Mining By Maxwell Dee 3 min read

Zeus Resources has completed the acquisition of the Casablanca Antimony Project in Morocco, confirming exceptional antimony grades, while divesting its Mortimer Hills lithium project with a structured royalty deal.

  • Acquisition of Casablanca Antimony Project with assays up to 46.52% Sb
  • Sale of Mortimer Hills lithium project to Delta Lithium subsidiary for $150,000 upfront plus royalties
  • Shareholders approved acquisition and securities issuance in May 2025
  • Strong cash position of A$2.324 million with no debt at quarter-end
  • Wiluna Project exited to focus on critical mineral assets

Strategic Acquisition in Morocco

Zeus Resources Ltd (ASX, ZEU) has marked a significant milestone by completing the acquisition of the Casablanca Antimony Project in central Morocco. This portfolio of six exploration licences covers a stibnite-bearing quartz vein system extending over 4 kilometres, with rock chip samples revealing antimony grades ranging from 7.8% to an impressive 46.52% Sb. The acquisition follows thorough due diligence and regulatory approvals, underscoring Zeus’s commitment to expanding its footprint in critical minerals.

Advancing Exploration and Permitting

With the acquisition finalized in July 2025, Zeus has engaged local partner Ashgill Morocco to support on-the-ground operations and is progressing the permitting process. Plans are underway for a geophysical survey to identify structural targets, followed by trenching once approvals are secured. The project benefits from Morocco’s mining-friendly regulatory environment and strategic location, positioning Zeus well to capitalize on the growing demand for antimony, a critical mineral essential for flame retardants, batteries, and semiconductors.
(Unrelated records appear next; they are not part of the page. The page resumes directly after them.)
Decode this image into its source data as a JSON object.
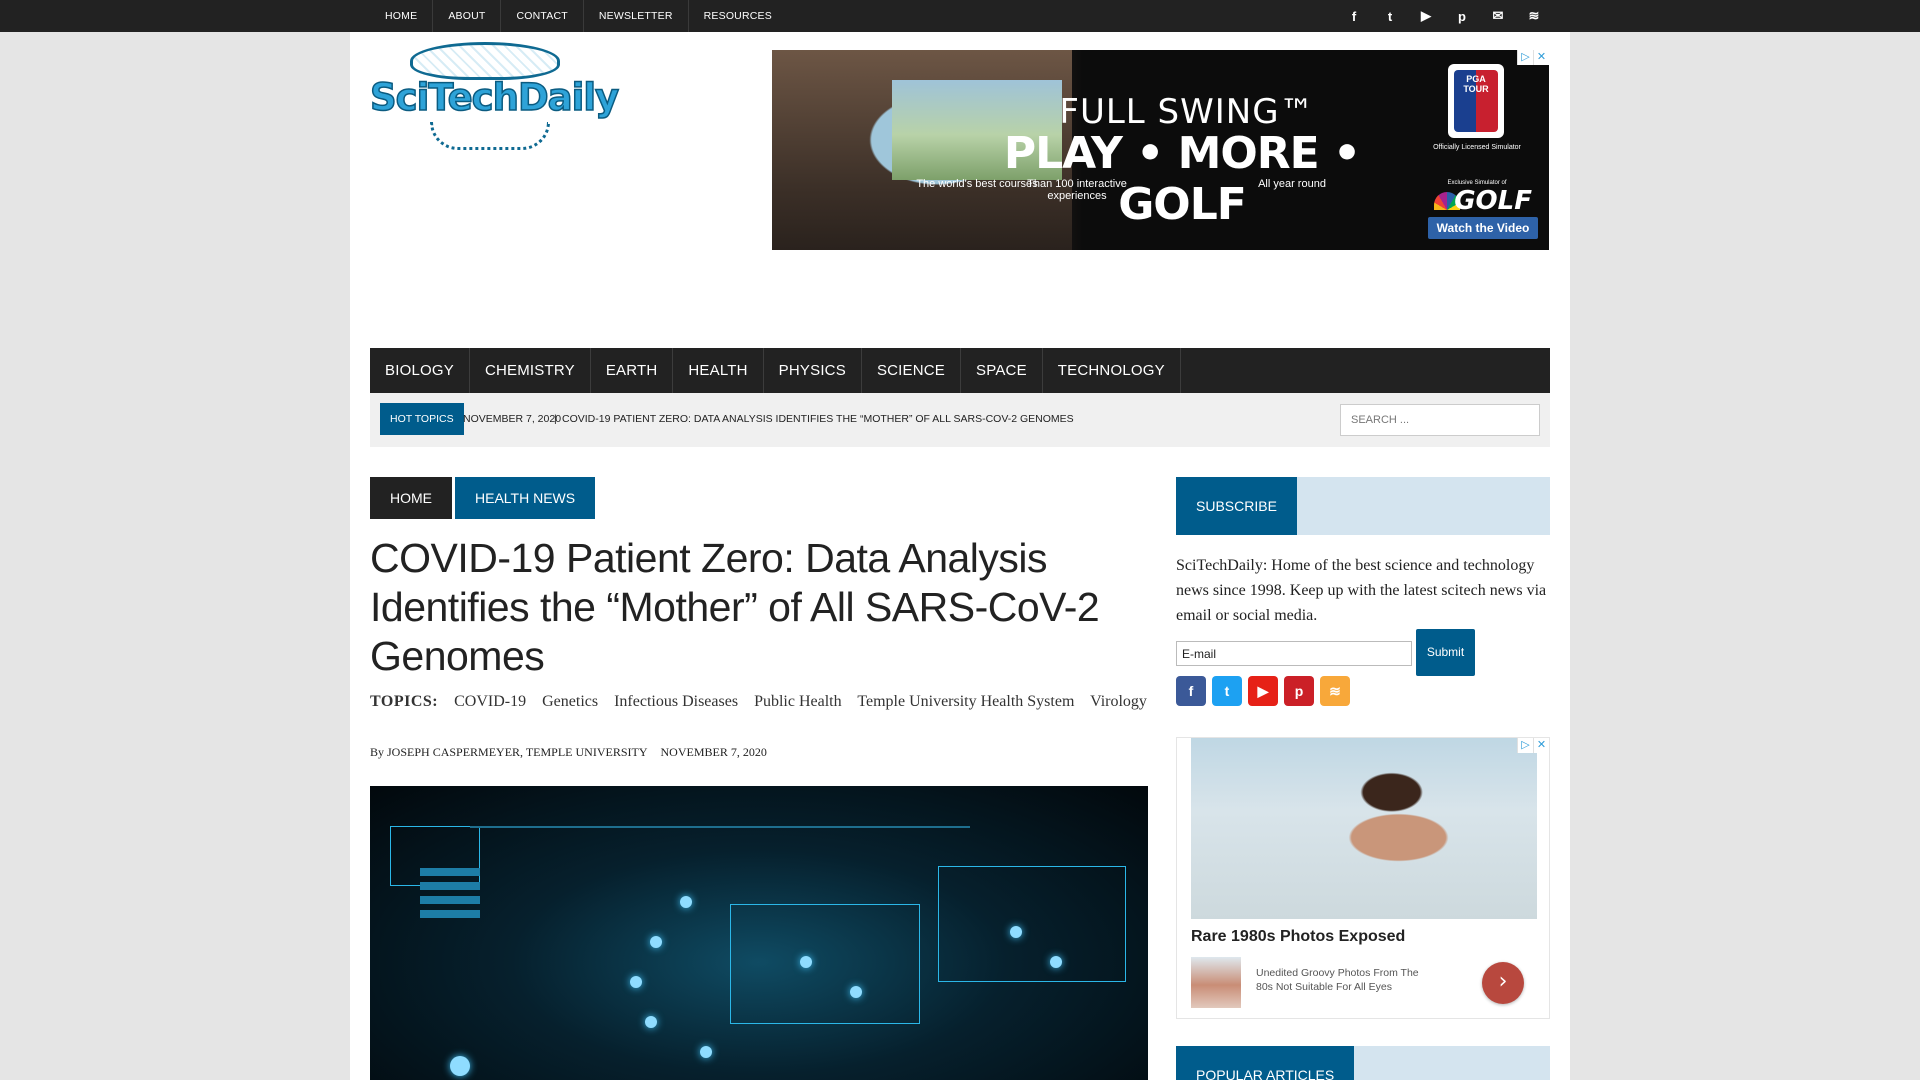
{
  "top_nav": [
    "HOME",
    "ABOUT",
    "CONTACT",
    "NEWSLETTER",
    "RESOURCES"
  ],
  "top_social_icons": [
    "f",
    "t",
    "▶",
    "p",
    "✉",
    "≋"
  ],
  "logo": {
    "text": "SciTechDaily"
  },
  "banner_ad": {
    "brand": "FULL SWING™",
    "headline": "PLAY • MORE • GOLF",
    "sub1": "The world's best courses",
    "sub2": "Than 100 interactive experiences",
    "sub3": "All year round",
    "pga": "PGA TOUR",
    "licensed": "Officially Licensed Simulator",
    "exclusive": "Exclusive Simulator of",
    "golf": "GOLF",
    "cta": "Watch the Video",
    "adchoices": "▷",
    "close": "✕"
  },
  "main_nav": [
    "BIOLOGY",
    "CHEMISTRY",
    "EARTH",
    "HEALTH",
    "PHYSICS",
    "SCIENCE",
    "SPACE",
    "TECHNOLOGY"
  ],
  "hot_topics": {
    "label": "HOT TOPICS",
    "date": "NOVEMBER 7, 2020",
    "separator": "|",
    "link": "COVID-19 PATIENT ZERO: DATA ANALYSIS IDENTIFIES THE “MOTHER” OF ALL SARS-COV-2 GENOMES"
  },
  "search": {
    "placeholder": "SEARCH ..."
  },
  "breadcrumb": {
    "home": "HOME",
    "section": "HEALTH NEWS"
  },
  "article": {
    "title": "COVID-19 Patient Zero: Data Analysis Identifies the “Mother” of All SARS-CoV-2 Genomes",
    "topics_label": "TOPICS:",
    "topics": [
      "COVID-19",
      "Genetics",
      "Infectious Diseases",
      "Public Health",
      "Temple University Health System",
      "Virology"
    ],
    "by": "By",
    "author": "JOSEPH CASPERMEYER, TEMPLE UNIVERSITY",
    "date": "NOVEMBER 7, 2020"
  },
  "sidebar": {
    "subscribe_title": "SUBSCRIBE",
    "subscribe_text": "SciTechDaily: Home of the best science and technology news since 1998. Keep up with the latest scitech news via email or social media.",
    "email_value": "E-mail",
    "submit_label": "Submit",
    "social_icons": [
      "f",
      "t",
      "▶",
      "p",
      "≋"
    ],
    "ad": {
      "headline": "Rare 1980s Photos Exposed",
      "desc": "Unedited Groovy Photos From The 80s Not Suitable For All Eyes",
      "arrow": "›"
    },
    "popular_title": "POPULAR ARTICLES"
  },
  "colors": {
    "accent": "#005c8c",
    "dark": "#222222",
    "light_blue": "#d4e4ef"
  }
}
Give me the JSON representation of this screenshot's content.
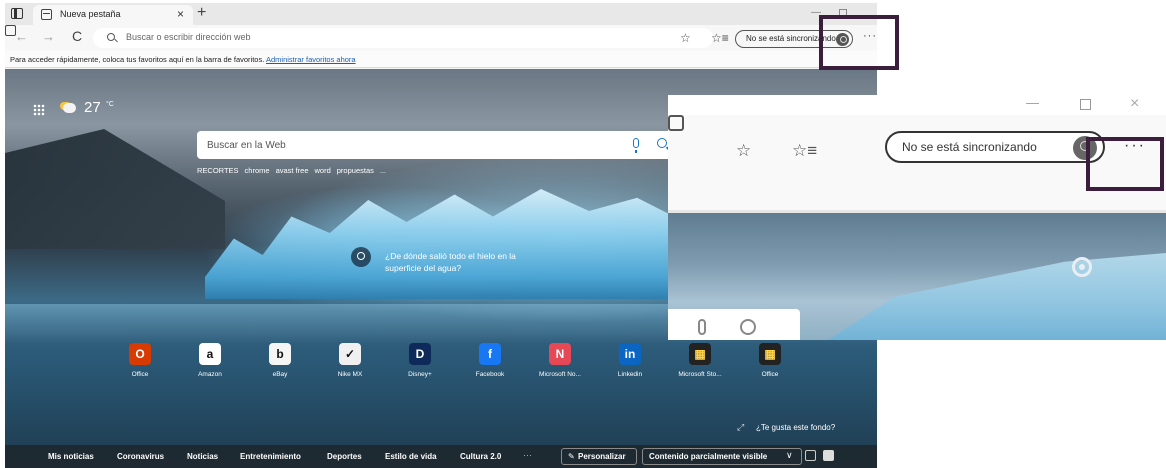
{
  "tab": {
    "title": "Nueva pestaña",
    "close": "×",
    "new_tab": "+"
  },
  "window": {
    "minimize": "—"
  },
  "toolbar": {
    "back": "←",
    "forward": "→",
    "refresh": "C",
    "address_placeholder": "Buscar o escribir dirección web",
    "fav_add": "☆",
    "favorites": "☆≡",
    "sync_label": "No se está sincronizando",
    "more": "···"
  },
  "favbar": {
    "message": "Para acceder rápidamente, coloca tus favoritos aquí en la barra de favoritos.",
    "link": "Administrar favoritos ahora"
  },
  "ntp": {
    "weather_temp": "27",
    "weather_unit": "°C",
    "search_placeholder": "Buscar en la Web",
    "quick_searches": [
      "RECORTES",
      "chrome",
      "avast free",
      "word",
      "propuestas",
      "..."
    ],
    "fact_text": "¿De dónde salió todo el hielo en la superficie del agua?",
    "tiles": [
      {
        "label": "Office",
        "glyph": "O",
        "color": "#d83b01"
      },
      {
        "label": "Amazon",
        "glyph": "a",
        "color": "#ffffff"
      },
      {
        "label": "eBay",
        "glyph": "b",
        "color": "#f5f5f5"
      },
      {
        "label": "Nike MX",
        "glyph": "✓",
        "color": "#f0f0f0"
      },
      {
        "label": "Disney+",
        "glyph": "D",
        "color": "#0e2a5a"
      },
      {
        "label": "Facebook",
        "glyph": "f",
        "color": "#1877f2"
      },
      {
        "label": "Microsoft No...",
        "glyph": "N",
        "color": "#e74856"
      },
      {
        "label": "Linkedin",
        "glyph": "in",
        "color": "#0a66c2"
      },
      {
        "label": "Microsoft Sto...",
        "glyph": "▦",
        "color": "#222222"
      },
      {
        "label": "Office",
        "glyph": "▦",
        "color": "#222222"
      }
    ],
    "bg_expand": "⤢",
    "bg_like": "¿Te gusta este fondo?",
    "news": [
      "Mis noticias",
      "Coronavirus",
      "Noticias",
      "Entretenimiento",
      "Deportes",
      "Estilo de vida",
      "Cultura 2.0"
    ],
    "news_more": "···",
    "personalize": "Personalizar",
    "content_visibility": "Contenido parcialmente visible",
    "chevron": "∨"
  },
  "zoom": {
    "minimize": "—",
    "close": "×",
    "fav_add": "☆",
    "favorites": "☆≡",
    "sync_label": "No se está sincronizando",
    "more": "···"
  }
}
Divestment of Mortimer Hills Lithium Project

In a complementary move, Zeus has sold its 100% interest in the Mortimer Hills lithium project in Western Australia’s Gascoyne region to a subsidiary of Delta Lithium Limited. The deal includes an upfront payment of $150,000 and a structured royalty agreement tied to future lithium resource delineation. This arrangement allows Zeus to preserve capital and maintain exposure to potential upside without bearing exploration costs, reflecting a strategic focus on critical minerals with high growth potential.

Portfolio Rationalization and Financial Position

Zeus also withdrew from the Wiluna Project following regulatory setbacks, choosing to concentrate resources on priority assets like Casablanca. The company ended the quarter with a robust cash balance of A$2.324 million and no debt, providing a solid foundation for upcoming exploration activities. Shareholders have shown strong support for the company’s strategic direction, approving the acquisition and related securities issuance earlier in May 2025.

Outlook

As Zeus advances exploration and permitting at Casablanca, the market will be watching closely for drilling results and resource updates that could validate the project’s high-grade potential. Meanwhile, the royalty structure on Mortimer Hills offers a potential future revenue stream without capital expenditure, balancing risk and reward. Zeus’s focused approach on critical minerals in geopolitically stable jurisdictions aligns with global supply chain security trends, positioning the company for growth in a competitive sector.

Bottom Line?

Zeus Resources is poised at a pivotal juncture, with high-grade antimony exploration underway and a royalty-backed lithium asset sale enhancing financial flexibility.

Questions in the middle?

  • How quickly will Zeus advance drilling and resource definition at Casablanca?
  • What are the timelines and likelihood for royalty payments from Mortimer Hills?
  • Will Zeus pursue further acquisitions or partnerships to expand its critical minerals portfolio?